SQL Server Table Info¶
Retrieves structural metadata for a specific Microsoft SQL Server table. Returns a concise summary and machine‑readable details such as column names, data types, nullability, and related table properties. Designed to help you quickly inspect schemas before building queries or pipelines.

Usage¶
Use this node when you need to understand a table’s structure before querying or transforming data. Typical workflow: provide credentials, pick a schema (often 'dbo'), specify the table name, run to get columns and types, then feed the results into downstream nodes (e.g., query builders, validators, or data mapping steps).
Inputs¶
| Field | Required | Type | Description | Example |
|---|---|---|---|---|
| credentials_path | True | STRING | Path or reference to stored MSSQL credentials that the node will use to authenticate. | |
| timeout | False | INT | Maximum time in seconds to wait for the operation before timing out. | 60 |
| table_name | True | STRING | Name of the SQL Server table to inspect. | users |
| schema | True | STRING | Database schema containing the table. Defaults to 'dbo' if unsure. | dbo |
Outputs¶
| Field | Type | Description | Example |
|---|---|---|---|
| text | STRING | Human‑readable summary of the table (e.g., number of columns, key columns, and data types). | Table 'dbo.users' has 8 columns. Primary key: id. Notable columns: email (VARCHAR(255), NOT NULL), created_at (DATETIME). |
| json | JSON | Raw metadata for the table, including columns, data types, nullability, default values, and other properties. | {"table":"users","schema":"dbo","columns":[{"name":"id","type":"INT","nullable":false,"is_primary_key":true},{"name":"email","type":"VARCHAR(255)","nullable":false}]} |
| table | DATAFRAME | Tabular representation of the table’s columns and properties for easy downstream processing. | A table-like structure with columns: [name, type, nullable, default, is_primary_key]. |
Important Notes¶
- Ensure your credentials grant metadata access to the specified schema and table.

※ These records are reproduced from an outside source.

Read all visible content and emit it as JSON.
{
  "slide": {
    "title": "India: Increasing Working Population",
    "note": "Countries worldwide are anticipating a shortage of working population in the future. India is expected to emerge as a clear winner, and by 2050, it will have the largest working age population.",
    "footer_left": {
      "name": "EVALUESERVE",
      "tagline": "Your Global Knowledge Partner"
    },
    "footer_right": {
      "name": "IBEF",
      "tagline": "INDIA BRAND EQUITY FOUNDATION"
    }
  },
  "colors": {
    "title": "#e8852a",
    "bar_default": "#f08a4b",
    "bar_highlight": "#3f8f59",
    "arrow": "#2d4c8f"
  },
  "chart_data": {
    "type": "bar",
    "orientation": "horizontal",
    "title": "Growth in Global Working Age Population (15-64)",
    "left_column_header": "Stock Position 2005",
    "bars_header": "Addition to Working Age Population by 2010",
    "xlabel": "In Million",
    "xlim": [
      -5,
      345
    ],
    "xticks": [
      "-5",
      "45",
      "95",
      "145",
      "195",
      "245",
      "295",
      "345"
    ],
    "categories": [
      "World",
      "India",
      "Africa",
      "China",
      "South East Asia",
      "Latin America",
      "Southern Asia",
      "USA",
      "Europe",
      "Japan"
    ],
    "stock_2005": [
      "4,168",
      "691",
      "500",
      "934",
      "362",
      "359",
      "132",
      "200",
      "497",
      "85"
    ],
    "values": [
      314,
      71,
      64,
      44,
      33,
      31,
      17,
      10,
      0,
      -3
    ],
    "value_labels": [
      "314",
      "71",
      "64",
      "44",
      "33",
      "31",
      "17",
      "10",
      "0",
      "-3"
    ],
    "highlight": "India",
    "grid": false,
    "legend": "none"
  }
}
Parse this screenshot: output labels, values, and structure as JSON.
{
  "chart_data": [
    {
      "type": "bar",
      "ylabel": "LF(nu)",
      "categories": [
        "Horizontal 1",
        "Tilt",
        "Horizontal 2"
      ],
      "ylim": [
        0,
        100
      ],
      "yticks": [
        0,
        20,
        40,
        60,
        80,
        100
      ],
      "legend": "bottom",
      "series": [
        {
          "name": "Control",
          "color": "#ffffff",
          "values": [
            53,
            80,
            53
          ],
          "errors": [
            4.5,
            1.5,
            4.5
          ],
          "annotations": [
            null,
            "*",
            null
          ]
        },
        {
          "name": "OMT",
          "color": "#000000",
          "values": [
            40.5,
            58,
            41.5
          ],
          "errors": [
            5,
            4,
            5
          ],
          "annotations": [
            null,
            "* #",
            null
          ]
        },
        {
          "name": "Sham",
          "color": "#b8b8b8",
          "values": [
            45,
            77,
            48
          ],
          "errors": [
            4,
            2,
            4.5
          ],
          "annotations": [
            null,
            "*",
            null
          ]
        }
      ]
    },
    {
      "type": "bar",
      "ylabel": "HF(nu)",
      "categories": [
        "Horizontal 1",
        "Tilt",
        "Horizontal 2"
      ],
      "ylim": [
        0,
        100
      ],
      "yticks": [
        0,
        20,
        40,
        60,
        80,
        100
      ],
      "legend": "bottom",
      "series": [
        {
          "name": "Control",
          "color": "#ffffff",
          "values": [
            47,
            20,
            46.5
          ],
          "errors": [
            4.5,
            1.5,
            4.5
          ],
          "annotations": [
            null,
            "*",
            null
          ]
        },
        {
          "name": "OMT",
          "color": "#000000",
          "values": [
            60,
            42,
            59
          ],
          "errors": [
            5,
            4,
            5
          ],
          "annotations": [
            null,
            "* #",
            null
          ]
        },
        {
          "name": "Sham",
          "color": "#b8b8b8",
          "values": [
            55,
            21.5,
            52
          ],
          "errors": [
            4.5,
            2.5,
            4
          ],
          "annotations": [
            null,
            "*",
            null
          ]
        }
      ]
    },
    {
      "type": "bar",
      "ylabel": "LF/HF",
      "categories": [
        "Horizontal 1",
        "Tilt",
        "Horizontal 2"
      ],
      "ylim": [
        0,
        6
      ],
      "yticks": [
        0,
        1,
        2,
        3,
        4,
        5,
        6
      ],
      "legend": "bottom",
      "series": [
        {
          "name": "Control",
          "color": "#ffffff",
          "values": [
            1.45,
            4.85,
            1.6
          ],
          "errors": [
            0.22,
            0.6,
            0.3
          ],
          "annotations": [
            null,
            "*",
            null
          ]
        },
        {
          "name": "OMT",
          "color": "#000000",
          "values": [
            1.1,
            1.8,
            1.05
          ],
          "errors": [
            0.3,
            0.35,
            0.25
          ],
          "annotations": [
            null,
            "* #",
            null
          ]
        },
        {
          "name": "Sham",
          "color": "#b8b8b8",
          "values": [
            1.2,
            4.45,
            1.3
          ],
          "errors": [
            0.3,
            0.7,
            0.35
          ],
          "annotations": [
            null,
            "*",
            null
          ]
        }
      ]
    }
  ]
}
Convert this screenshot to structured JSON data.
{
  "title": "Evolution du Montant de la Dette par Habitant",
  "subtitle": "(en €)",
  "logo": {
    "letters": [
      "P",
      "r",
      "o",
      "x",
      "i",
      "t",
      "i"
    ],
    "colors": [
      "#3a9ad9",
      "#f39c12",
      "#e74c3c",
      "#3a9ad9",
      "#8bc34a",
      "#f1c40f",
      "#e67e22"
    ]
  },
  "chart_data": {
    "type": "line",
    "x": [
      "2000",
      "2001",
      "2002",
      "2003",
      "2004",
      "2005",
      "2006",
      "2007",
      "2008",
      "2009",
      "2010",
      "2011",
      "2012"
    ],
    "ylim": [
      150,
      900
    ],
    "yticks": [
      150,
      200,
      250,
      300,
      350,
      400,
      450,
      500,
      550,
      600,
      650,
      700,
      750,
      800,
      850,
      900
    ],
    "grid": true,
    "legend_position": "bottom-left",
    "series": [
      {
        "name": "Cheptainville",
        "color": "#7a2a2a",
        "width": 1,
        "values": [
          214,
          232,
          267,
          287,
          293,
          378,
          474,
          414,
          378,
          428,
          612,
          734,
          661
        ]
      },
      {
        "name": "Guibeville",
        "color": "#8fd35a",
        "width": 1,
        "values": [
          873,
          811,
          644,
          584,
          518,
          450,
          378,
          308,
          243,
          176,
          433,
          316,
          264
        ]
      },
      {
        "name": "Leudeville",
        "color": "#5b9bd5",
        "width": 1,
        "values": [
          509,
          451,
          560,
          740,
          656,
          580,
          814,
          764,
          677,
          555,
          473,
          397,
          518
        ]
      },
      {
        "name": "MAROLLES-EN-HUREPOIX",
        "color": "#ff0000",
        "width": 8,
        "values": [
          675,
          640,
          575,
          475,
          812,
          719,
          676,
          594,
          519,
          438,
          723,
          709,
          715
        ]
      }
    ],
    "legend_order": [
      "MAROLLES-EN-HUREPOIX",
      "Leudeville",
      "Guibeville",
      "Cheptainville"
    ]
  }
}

- If the schema is omitted or incorrect, the node may not find the table. Use 'dbo' when in doubt.
- Large or complex schemas can increase response time; adjust the timeout accordingly.
- This node does not read actual row data; it only returns schema/metadata details.
Troubleshooting¶
- Table not found: Verify schema and table_name are correct and exist in the target database.
- Authentication failed: Confirm the credentials file is valid and has permission to access the database metadata.
- Timeouts: Increase the timeout input and confirm network connectivity to the SQL Server instance.
- Empty or partial metadata: Ensure the account has sufficient privileges (VIEW DEFINITION or equivalent) on the schema/table.